Consider the state of the room right after the condition is triggered, with one client each on servers X and Y, and the official mapping pointing to server Y. More clients join the room, until there are a total of ten on server Y. Eventually, the lone client on server X will realize nobody is joining him, and leave. This will again trigger server X to destroy the room and delete the mapping 1 -> Y, even though it doesn't point to server X. Now, new clients will be assigned to yet another server, say server Z, and the ten clients on server Y are now the ghost room. This situation will perpetuate until, by pure chance, the server clients are assigned to happens to be the server containing the ghost room. This also explains why terminating the server containing the ghost room doesn't help; the server is programmed to catch SIGTERM and cleanly destroy all of its rooms.

The Fix

The ultimate fix to this issue is trivial: just remove the r.delete('room-%s' % room) line from the room destroy method. Since the room keys will expire in 10 minutes of no refreshes anyways, this doesn't significantly affect the operation of the infrastructure.

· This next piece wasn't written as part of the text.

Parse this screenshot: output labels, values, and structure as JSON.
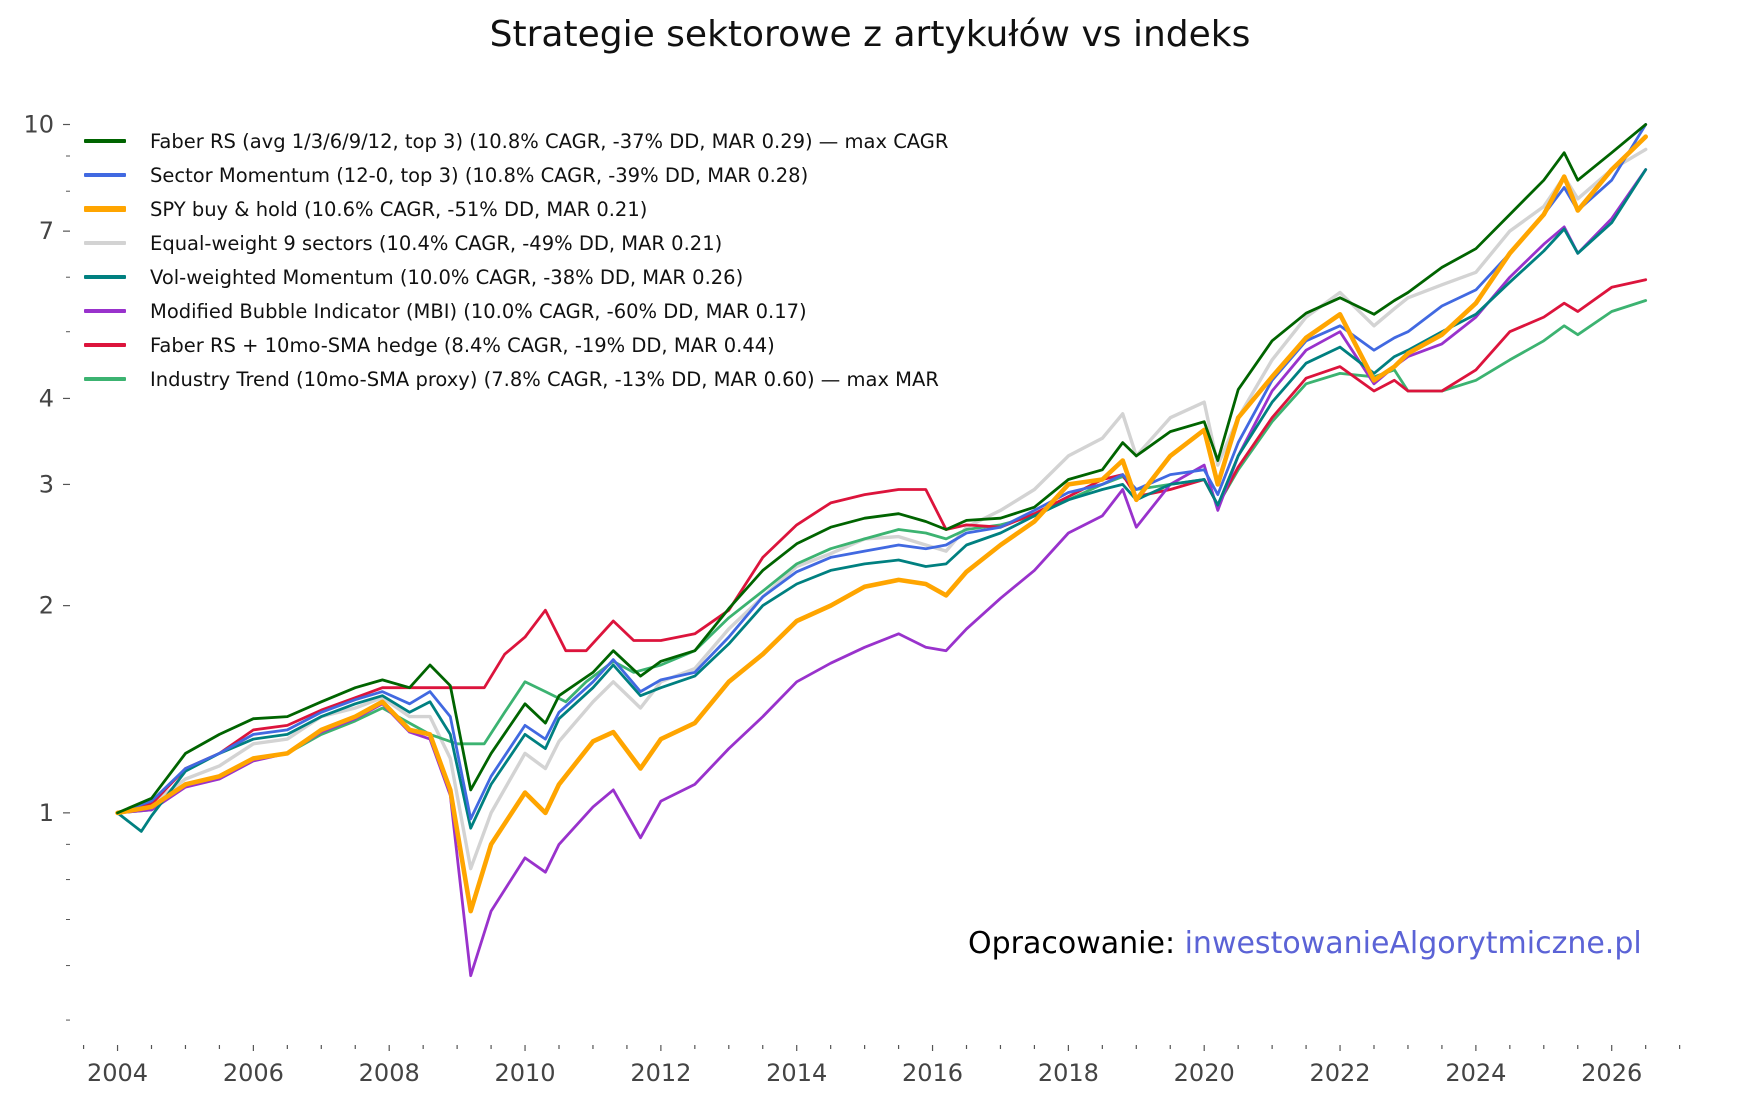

Some of the lessons I learned thoughout this are:

  • Be extremely careful to synchronize access to shared state properly in distributed systems. The core of this problem was both the master and room servers mutating the server mappings and causing the race condition. Even though the state is stored in a remote database with atomic operations, these kinds of problems arise.
  • Make sure the development environment mirrors the production environment. If the development environment hadn't used multiple servers just like production, I would never have triggered the issue in development and realized the problem.
  • Automated test scripts are great for attempting to reproduce issues, especially race conditions. Ideally I would have written these earlier and made them part of our main test suite.
  • Ultimately, code review is extremely important as the final step for finding these issues, so make sure code flow is easy to follow.